July 11, 2012
Credit: Credit: NASA
HOUSTON — NanoRacks LLC says difficulties discovered with the activation of recently returned experiments flown aboard the International Space Station will not affect upcoming company research endeavors planned for the orbiting science laboratory, including the ongoing operations of two NanoLab platforms and a soon-to-launch variable gravity centrifuge facility.
The company began an inquiry following the return of the 29 Soyuz mission on July 1 with three U.S., Russian and European station crewmembers and 15 student experiments housed in MixStix containers that were launched to the station aboard the successful SpaceX/Dragon commercial resupply mission in late May. A yet-to-be-determined number of investigations had not been activated. “We’re investigating what happened. It could be a hardware problem, but I kind of doubt it,” said Michael Johnson, NanoRacks chief technology officer, on July 10.

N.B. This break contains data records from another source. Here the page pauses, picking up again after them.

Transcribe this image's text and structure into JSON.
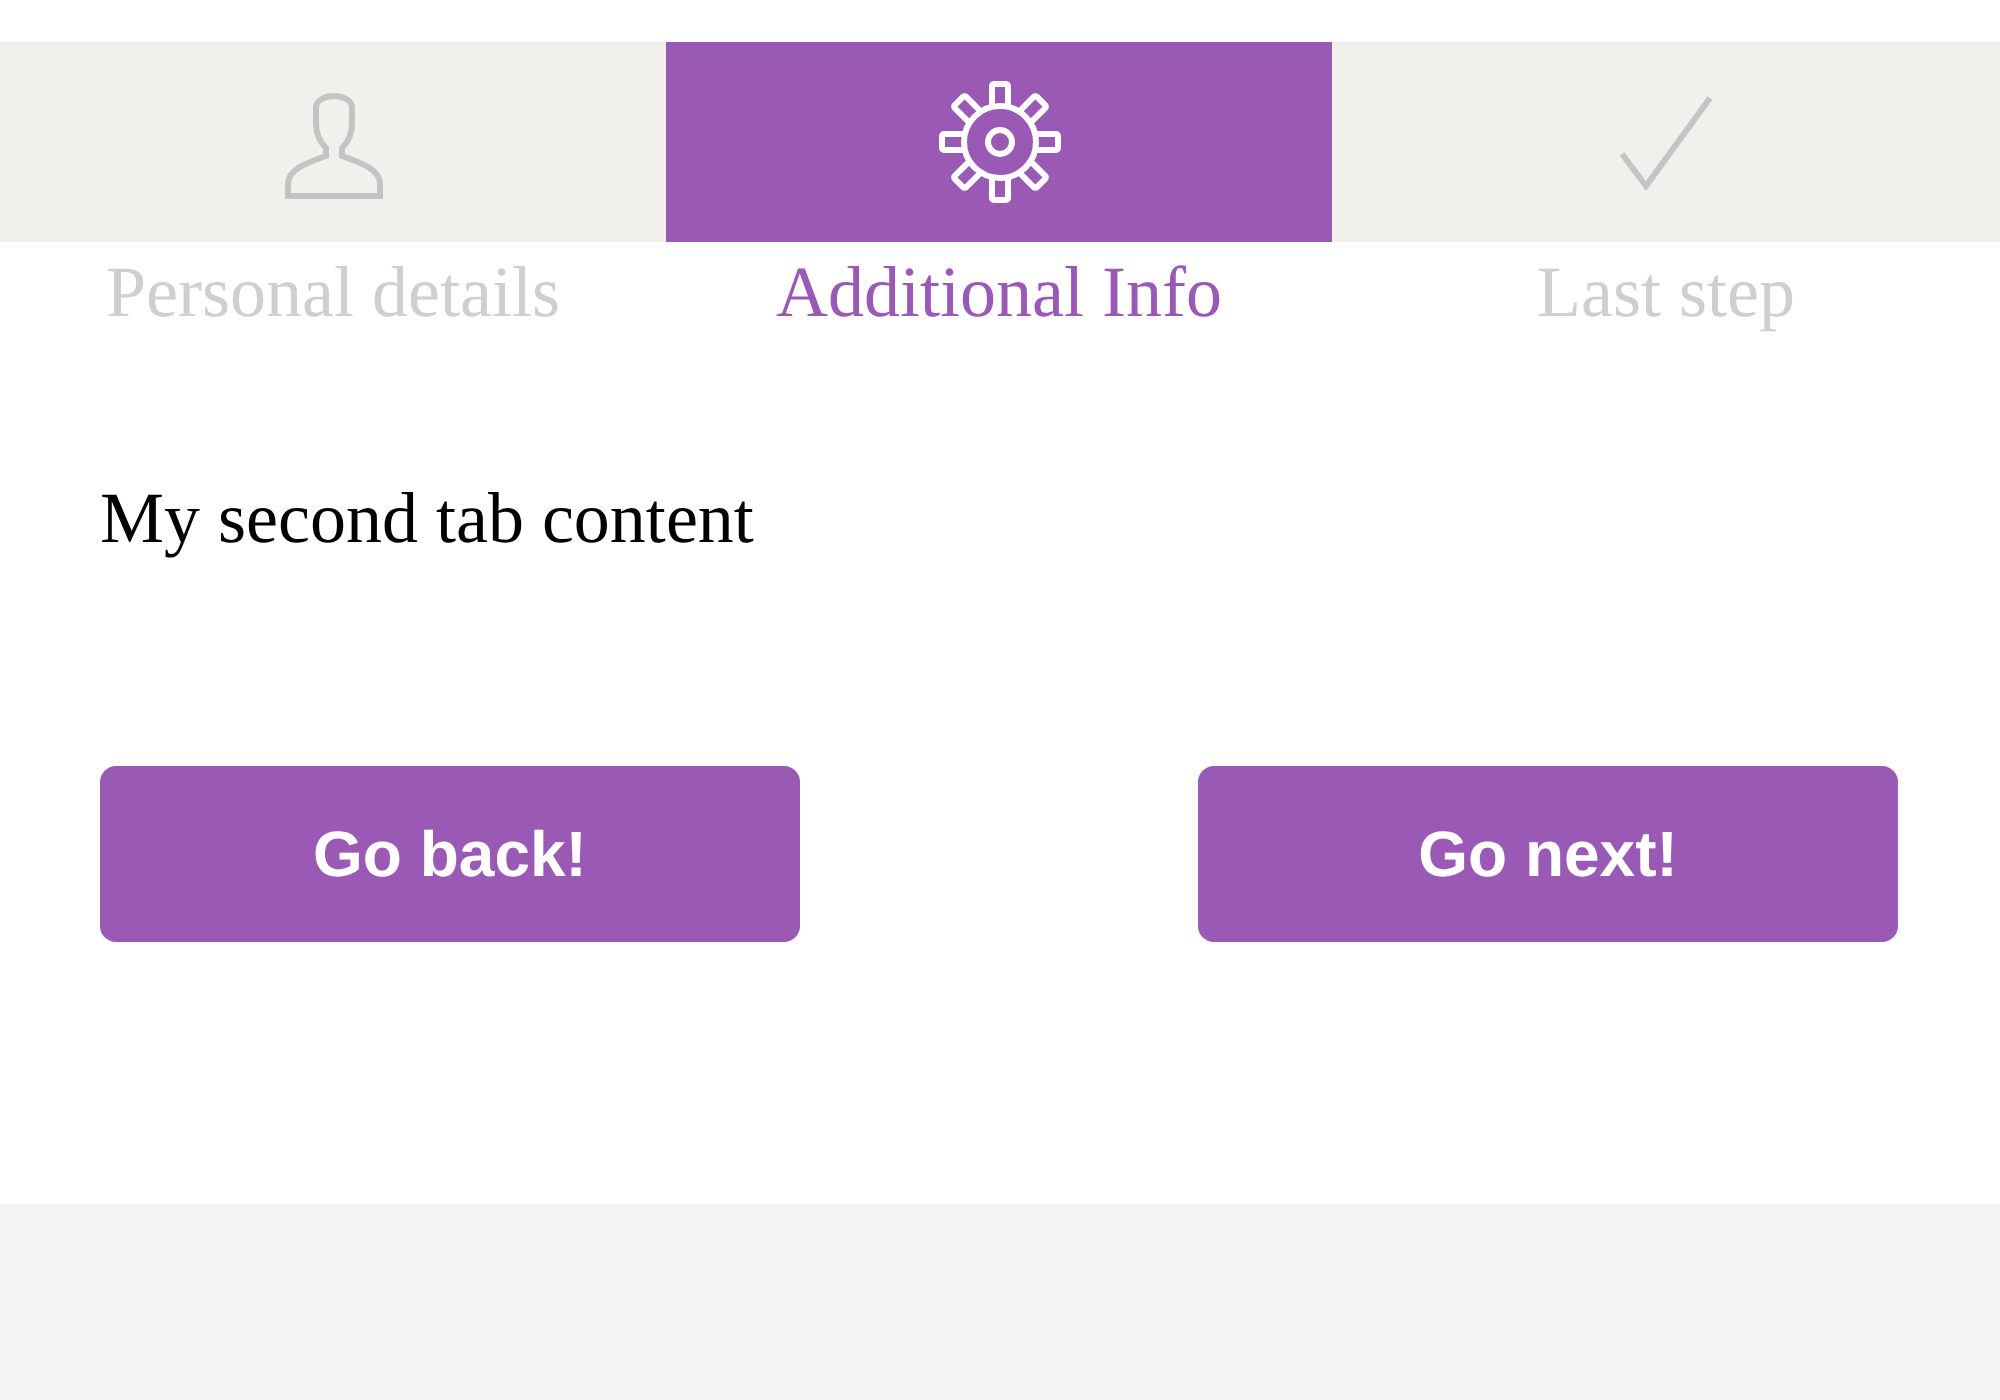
{
  "tabs": [
    {
      "label": "Personal details",
      "selected": false
    },
    {
      "label": "Additional Info",
      "selected": true
    },
    {
      "label": "Last step",
      "selected": false
    }
  ],
  "content": {
    "text": "My second tab content"
  },
  "buttons": [
    {
      "label": "Go back!"
    },
    {
      "label": "Go next!"
    }
  ]
}
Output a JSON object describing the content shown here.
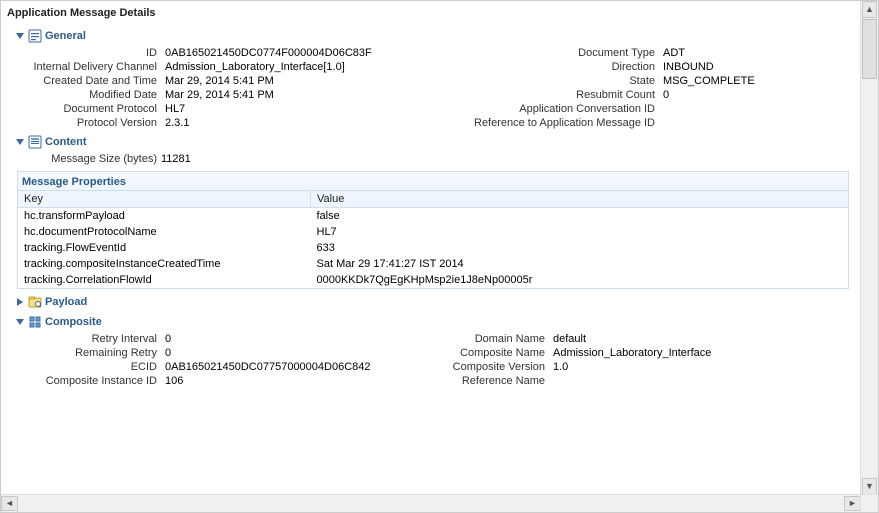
{
  "title": "Application Message Details",
  "sections": {
    "general": {
      "title": "General",
      "left": [
        {
          "label": "ID",
          "value": "0AB165021450DC0774F000004D06C83F"
        },
        {
          "label": "Internal Delivery Channel",
          "value": "Admission_Laboratory_Interface[1.0]"
        },
        {
          "label": "Created Date and Time",
          "value": "Mar 29, 2014 5:41 PM"
        },
        {
          "label": "Modified Date",
          "value": "Mar 29, 2014 5:41 PM"
        },
        {
          "label": "Document Protocol",
          "value": "HL7"
        },
        {
          "label": "Protocol Version",
          "value": "2.3.1"
        }
      ],
      "right": [
        {
          "label": "Document Type",
          "value": "ADT"
        },
        {
          "label": "Direction",
          "value": "INBOUND"
        },
        {
          "label": "State",
          "value": "MSG_COMPLETE"
        },
        {
          "label": "Resubmit Count",
          "value": "0"
        },
        {
          "label": "Application Conversation ID",
          "value": ""
        },
        {
          "label": "Reference to Application Message ID",
          "value": ""
        }
      ]
    },
    "content": {
      "title": "Content",
      "size_label": "Message Size (bytes)",
      "size_value": "11281",
      "props_title": "Message Properties",
      "columns": {
        "key": "Key",
        "value": "Value"
      },
      "rows": [
        {
          "key": "hc.transformPayload",
          "value": "false"
        },
        {
          "key": "hc.documentProtocolName",
          "value": "HL7"
        },
        {
          "key": "tracking.FlowEventId",
          "value": "633"
        },
        {
          "key": "tracking.compositeInstanceCreatedTime",
          "value": "Sat Mar 29 17:41:27 IST 2014"
        },
        {
          "key": "tracking.CorrelationFlowId",
          "value": "0000KKDk7QgEgKHpMsp2ie1J8eNp00005r"
        }
      ]
    },
    "payload": {
      "title": "Payload"
    },
    "composite": {
      "title": "Composite",
      "left": [
        {
          "label": "Retry Interval",
          "value": "0"
        },
        {
          "label": "Remaining Retry",
          "value": "0"
        },
        {
          "label": "ECID",
          "value": "0AB165021450DC07757000004D06C842"
        },
        {
          "label": "Composite Instance ID",
          "value": "106"
        }
      ],
      "right": [
        {
          "label": "Domain Name",
          "value": "default"
        },
        {
          "label": "Composite Name",
          "value": "Admission_Laboratory_Interface"
        },
        {
          "label": "Composite Version",
          "value": "1.0"
        },
        {
          "label": "Reference Name",
          "value": ""
        }
      ]
    }
  }
}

One avenue of inquiry is the video training provided to the astronauts while they are on the station and just prior to activation. The 7-in.-long, 0.5-in.-wide, Teflon-coated MixStix containers are activated like chemical glow sticks, by bending them until a crack is heard. Activation instructions to the station crews are provided by video uplink. The cracking sound of a successful activation can be drowned out by the station’s air circulation fans and electronic gear, Johnson said.
The MixStix contents are obscured by the Teflon exterior and double safety bagging.
NanoRacks disclosed the problem late July 9. The 15 competitively selected National Center for Earth and Space Science Education experiments were not designed to be powered or monitored during flight.
NanoRacks plans to refly them at no additional charge.
The three-year-old company has flown 48 previous MixStix experiments successfully, Johnson said.
NanoRacks developed the small containers for crystal growth experiments but markets them to academia and commercial customers for a range of investigations that do not require active monitoring at costs between $10,000 and $20,000 for 30 to 45 days of activation.
The company currently maintains two NanoRacks platforms, each capable of holding 16 of the 10-cm. NanoLab cubes that provide power and data collection for a range of compact research activities associated with the station’s U.S. National Lab designation. The platforms, which are currently half occupied, are housed in the Japanese Experiment Module, as were the MixStix tubes.